According to the theory of inflation, the universe expanded in size by 10^50 times in just a fraction of a second after the Big Bang, allowing things like atoms and simple chemical elements — and eventually planets and stars — to form.
Inflation hasn’t been proven yet because it’s impossible to observe any light from that time, but the enormous exponential expansion is exactly the kind of event that would be predicted to produce gravitational waves.
While we can’t see the light from the time of inflation, the oldest light we can observe is from about 380,000 years after the Big Bang. The telescope built by the team led by Bennett and Marriage is called the Cosmology Large Angular Scale Surveyor (CLASS). Over the course of five years, CLASS will scan the sky and measure this light, which falls in the microwave range of the electromagnetic spectrum.

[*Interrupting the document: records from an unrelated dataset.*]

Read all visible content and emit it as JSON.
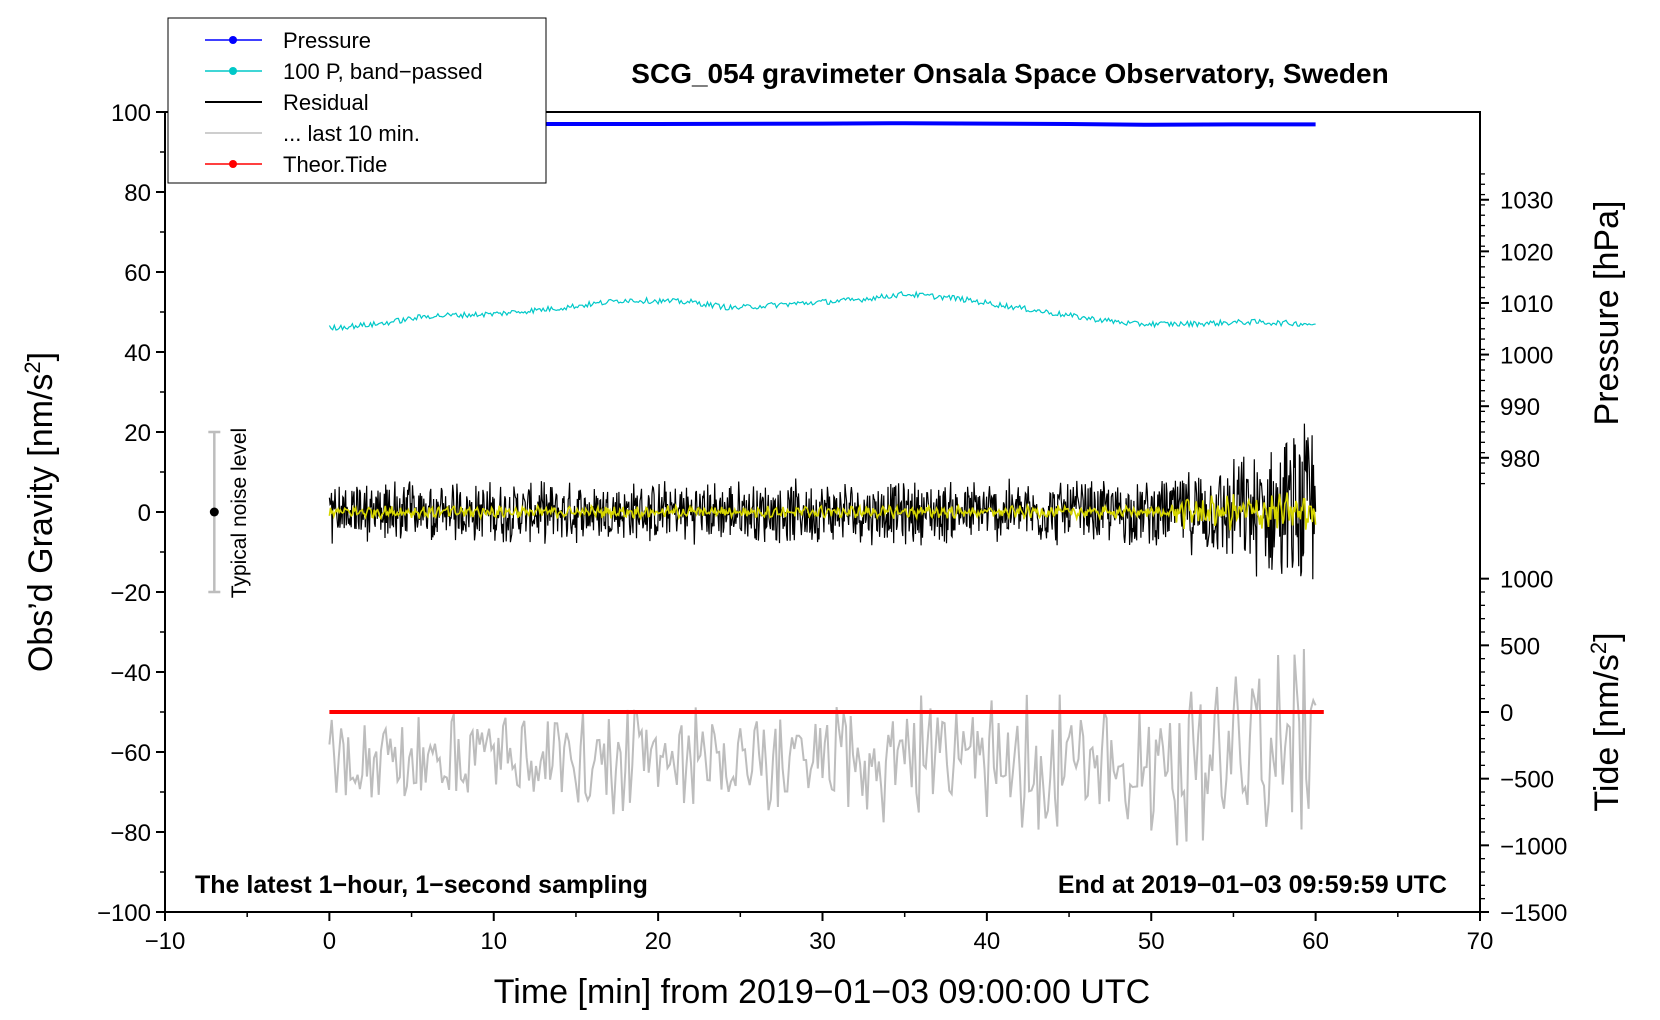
{
  "chart_data": {
    "type": "line",
    "title": "SCG_054 gravimeter Onsala Space Observatory, Sweden",
    "xlabel": "Time [min] from 2019−01−03 09:00:00 UTC",
    "ylabel_left": "Obs’d Gravity [nm/s",
    "ylabel_left_sup": "2",
    "ylabel_left_close": "]",
    "ylabel_right_pressure": "Pressure [hPa]",
    "ylabel_right_tide": "Tide [nm/s",
    "ylabel_right_tide_sup": "2",
    "ylabel_right_tide_close": "]",
    "xlim": [
      -10,
      70
    ],
    "ylim": [
      -100,
      100
    ],
    "x_ticks": [
      "−10",
      "0",
      "10",
      "20",
      "30",
      "40",
      "50",
      "60",
      "70"
    ],
    "y_ticks": [
      "100",
      "80",
      "60",
      "40",
      "20",
      "0",
      "−20",
      "−40",
      "−60",
      "−80",
      "−100"
    ],
    "pressure_ticks": [
      "1030",
      "1020",
      "1010",
      "1000",
      "990",
      "980"
    ],
    "pressure_tick_values": [
      1030,
      1020,
      1010,
      1000,
      990,
      980
    ],
    "pressure_axis_map": {
      "value_at_gravity_20": 985,
      "hpa_per_gravity_unit": 0.775
    },
    "tide_ticks": [
      "1000",
      "500",
      "0",
      "−500",
      "−1000",
      "−1500"
    ],
    "tide_tick_values": [
      1000,
      500,
      0,
      -500,
      -1000,
      -1500
    ],
    "tide_axis_map": {
      "gravity_at_tide_0": -50,
      "tide_per_gravity_unit": 30
    },
    "note_left": "The latest 1−hour, 1−second sampling",
    "note_right": "End at 2019−01−03 09:59:59 UTC",
    "noise_label": "Typical noise level",
    "noise_bar": {
      "x": -7,
      "center": 0,
      "half_range": 20
    },
    "legend": [
      {
        "label": "Pressure",
        "color": "#0000ff",
        "marker": true
      },
      {
        "label": "100 P, band−passed",
        "color": "#00c8c8",
        "marker": true
      },
      {
        "label": "Residual",
        "color": "#000000",
        "marker": false
      },
      {
        "label": "... last 10 min.",
        "color": "#bdbdbd",
        "marker": false
      },
      {
        "label": "Theor.Tide",
        "color": "#ff0000",
        "marker": true
      }
    ],
    "series": [
      {
        "name": "Pressure",
        "color": "#0000ff",
        "axis": "gravity",
        "x": [
          0,
          10,
          20,
          30,
          35,
          40,
          45,
          50,
          55,
          60
        ],
        "values": [
          97,
          97,
          97,
          97.1,
          97.2,
          97.1,
          97,
          96.8,
          96.9,
          96.9
        ]
      },
      {
        "name": "100 P, band−passed",
        "color": "#00c8c8",
        "axis": "gravity",
        "x": [
          0,
          3,
          6,
          10,
          14,
          18,
          22,
          24.5,
          28,
          32,
          35,
          38,
          42,
          46,
          49,
          52,
          56,
          60
        ],
        "values": [
          46,
          47,
          49,
          49.5,
          51,
          53,
          52.5,
          51,
          52,
          53,
          54.5,
          53.5,
          51,
          48.5,
          47,
          47,
          47.5,
          47
        ]
      },
      {
        "name": "Residual",
        "color": "#000000",
        "axis": "gravity",
        "x_range": [
          0,
          60
        ],
        "envelope": [
          {
            "x": 0,
            "amp": 8
          },
          {
            "x": 50,
            "amp": 9
          },
          {
            "x": 54,
            "amp": 13
          },
          {
            "x": 57,
            "amp": 18
          },
          {
            "x": 60,
            "amp": 26
          }
        ]
      },
      {
        "name": "Residual smoothed",
        "color": "#d6d600",
        "axis": "gravity",
        "x_range": [
          0,
          60
        ],
        "envelope": [
          {
            "x": 0,
            "amp": 1.5
          },
          {
            "x": 51,
            "amp": 1.5
          },
          {
            "x": 52,
            "amp": 4
          },
          {
            "x": 60,
            "amp": 5
          }
        ]
      },
      {
        "name": "... last 10 min.",
        "color": "#bdbdbd",
        "axis": "gravity",
        "x_range": [
          0,
          60
        ],
        "center": -62,
        "envelope": [
          {
            "x": 0,
            "amp": 8
          },
          {
            "x": 30,
            "amp": 12
          },
          {
            "x": 50,
            "amp": 15
          },
          {
            "x": 60,
            "amp": 24
          }
        ]
      },
      {
        "name": "Theor.Tide",
        "color": "#ff0000",
        "axis": "gravity",
        "x": [
          0,
          60.5
        ],
        "values": [
          -50,
          -50
        ]
      }
    ]
  }
}
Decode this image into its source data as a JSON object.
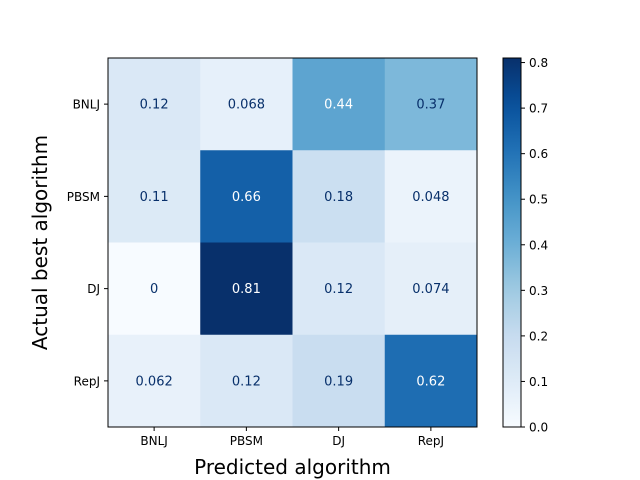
{
  "chart_data": {
    "type": "heatmap",
    "title": "",
    "xlabel": "Predicted algorithm",
    "ylabel": "Actual best algorithm",
    "x_categories": [
      "BNLJ",
      "PBSM",
      "DJ",
      "RepJ"
    ],
    "y_categories": [
      "BNLJ",
      "PBSM",
      "DJ",
      "RepJ"
    ],
    "values": [
      [
        0.12,
        0.068,
        0.44,
        0.37
      ],
      [
        0.11,
        0.66,
        0.18,
        0.048
      ],
      [
        0,
        0.81,
        0.12,
        0.074
      ],
      [
        0.062,
        0.12,
        0.19,
        0.62
      ]
    ],
    "cell_labels": [
      [
        "0.12",
        "0.068",
        "0.44",
        "0.37"
      ],
      [
        "0.11",
        "0.66",
        "0.18",
        "0.048"
      ],
      [
        "0",
        "0.81",
        "0.12",
        "0.074"
      ],
      [
        "0.062",
        "0.12",
        "0.19",
        "0.62"
      ]
    ],
    "colormap": "Blues",
    "colorbar": {
      "range": [
        0.0,
        0.81
      ],
      "ticks": [
        0.0,
        0.1,
        0.2,
        0.3,
        0.4,
        0.5,
        0.6,
        0.7,
        0.8
      ],
      "tick_labels": [
        "0.0",
        "0.1",
        "0.2",
        "0.3",
        "0.4",
        "0.5",
        "0.6",
        "0.7",
        "0.8"
      ]
    },
    "grid": false,
    "light_text_color": "#ffffff",
    "dark_text_color": "#08306b"
  }
}
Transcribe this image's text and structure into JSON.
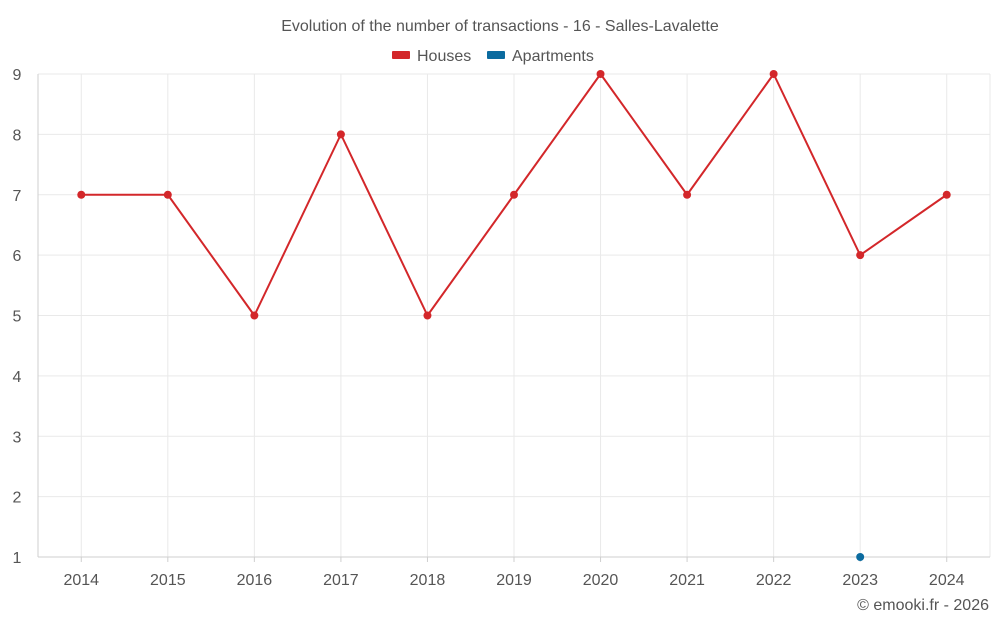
{
  "chart_data": {
    "type": "line",
    "title": "Evolution of the number of transactions - 16 - Salles-Lavalette",
    "categories": [
      "2014",
      "2015",
      "2016",
      "2017",
      "2018",
      "2019",
      "2020",
      "2021",
      "2022",
      "2023",
      "2024"
    ],
    "series": [
      {
        "name": "Houses",
        "color": "#d3272a",
        "values": [
          7,
          7,
          5,
          8,
          5,
          7,
          9,
          7,
          9,
          6,
          7
        ]
      },
      {
        "name": "Apartments",
        "color": "#0b6b9f",
        "values": [
          null,
          null,
          null,
          null,
          null,
          null,
          null,
          null,
          null,
          1,
          null
        ]
      }
    ],
    "ylim": [
      1,
      9
    ],
    "yticks": [
      "1",
      "2",
      "3",
      "4",
      "5",
      "6",
      "7",
      "8",
      "9"
    ],
    "grid": true,
    "legend_position": "top-center",
    "credit": "© emooki.fr - 2026"
  }
}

“Our experiment is designed to not measure the gravitational radiation itself like they did in [LIGO], but to measure the effect of this gravitational radiation on electromagnetic radiation,” Bennett said.
If gravitational waves were produced during inflation they would leave an imprint on the polarization pattern of the incoming microwave light. CLASS will search for that imprint from its perch on a 17,000-foot plateau in Chile’s Atacama Desert, one of the driest places on Earth.
CLASS was built with the expectation that if it looked in the right place, the gravitational waves would be there. LIGO’s detection was not unexpected, Bennett said, but it was an extra reassurance.
“I’m all smiles about that detection,” he said. “We’ve been assuming all along that the gravitational waves exist, and this experiment shows that they do exist, which is wonderful — not a surprise, but wonderful.”
Marriage felt the same way about the gravitational wave detection by LIGO as an affirmation of what theories have suggested.
“It would be incredibly surprising if we never found any gravity waves — if we were wrong about general relativity and really didn’t understand something about the universe astrophysically,” Marriage said.
Construction at the CLASS site in Chile was finished last year when the first of four telescopes was shipped from Baltimore. At a given time, anywhere from two to eight postdoctoral or graduate students are down at the site assembling the instruments and setting it up. By this summer the team expects the first telescope to be pointed at the sky, collecting data.
“It’s a very exciting time,” Bennett said. “It’s time-consuming getting it all ready, but we’re months — not years — away.”
Students have been playing an active role on CLASS since the start. Marriage provides the intellectual muscle, Bennett said, but with so many different components to the project, he enjoys being able to give students a chance to work the problems out for themselves. Three telescopes are still being built in the Bloomberg Center, with undergraduate students building instruments, testing equipment and modeling the data they expect to receive.
“They really are doing all the work,” Bennett said. “It’s really a great research opportunity and growth opportunity for them. It’s just a lot of fun to watch them succeed and figure things out.”
Senior Manwei Chan currently works on the cryostats, which will keep sensitive instruments cool.
“It’s exciting that we get the chance to actually collect data soon,” Chan, who has been in the lab since his freshman year, said. “Everyone is excited to go down and help set up all of this stuff.”
The LIGO discovery has heightened the importance of their work.
“This detection, more than anything, has added impetus to what we’re doing in this new age of gravitational wave astronomy,” Bennett said. “My gut feeling is that this discovery was a big deal — it's almost a sure thing those guys will get a Nobel Prize for it.”